Arsenal were not the best a damaging 1-0 setback away to Newcastle United to start the tenth weekend of the Premier League season. Defending champions Manchester City went down at the opposite end of the country a few hours later, but Liverpool came from behind to defeat Brighton, opening up a cushion at the top of the Premier League.
A yawn of seven separate points arsenal and the rhythms of Arne Slot. Ten games into the campaign, more than a quarter of the way through the season, it has proved an almighty gap to close.
In three decades of Premier League football, only one team has trailed the league leaders by more than seven points after ten games and gone on to win the title. Blackburn Rovers overhauled an eight-point deficit at Newcastle United 30 years ago during the 1994/95 campaign.
season |
team |
Points behind the leader |
---|---|---|
1994/95 |
Blackburn Rovers |
8 |
2002/03 |
Man Utd |
6 |
2013/14 |
Man City |
6 |
1992/93 |
Man Utd |
5 |
1996/97 |
Man Utd |
5 |
2008/09 |
Man Utd |
5 |
2010/11 |
Man Utd |
5 |
This iconic iteration of Rovers had only been promoted to England’s top flight two years earlier, propelled into the new Premiership (as it was then known) by Kenny Dalglish’s guile, Alan Shearer’s goals and gilded support from owner Jack Walker.
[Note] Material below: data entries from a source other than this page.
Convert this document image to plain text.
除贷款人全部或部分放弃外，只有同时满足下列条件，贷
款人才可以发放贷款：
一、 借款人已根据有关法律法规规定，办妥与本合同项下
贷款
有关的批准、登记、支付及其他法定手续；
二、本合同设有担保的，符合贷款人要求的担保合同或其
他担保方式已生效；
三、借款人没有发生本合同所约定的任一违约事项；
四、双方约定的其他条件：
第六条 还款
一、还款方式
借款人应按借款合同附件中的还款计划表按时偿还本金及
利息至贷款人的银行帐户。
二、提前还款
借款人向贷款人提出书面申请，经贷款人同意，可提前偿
Newcastlewho had been promoted a year after Blackburn, soon disappeared as Sir Alex Ferguson’s Manchester United emerged as their main challengers for the title. Had United been able to defeat West Ham on the final day of the campaign, Blackburn’s switch would have been for naught as the nervous newcomers lost to Liverpool on the same dramatic afternoon.
Blackburn, however, took 32 games to overturn their eight-point deficit. Arsenal have just 28 top-flight games to claw back seven points.
Since the division was reduced to 20 teams in 1995, no champion has been this far behind after ten games. both of them Manchester United (2002/03) and Manchester City (2013/14) came back from six-point gaps, but the Gunners are entering uncharted territory.
The unprecedented demands of Premier League Champions League makes Arsenal’s title even more unlikely. Seven of the last eight clubs to finish top of England’s top flight have accumulated at least 89 points, dropping 25 points or less.
The capital club have already dropped nine points from ten games and can therefore only afford to lose 16 in their remaining 28 games.
Faced with these damaging statistics, Arteta flatly refused any discussion of the title. “I understand that,” said the Arsenal manager, “but after eight, nine, ten games last year we didn’t talk about (discussing the title) and now we won’t talk about it.”
That may be for the best, given the worrying numbers piling up from Arsenal’s slow start.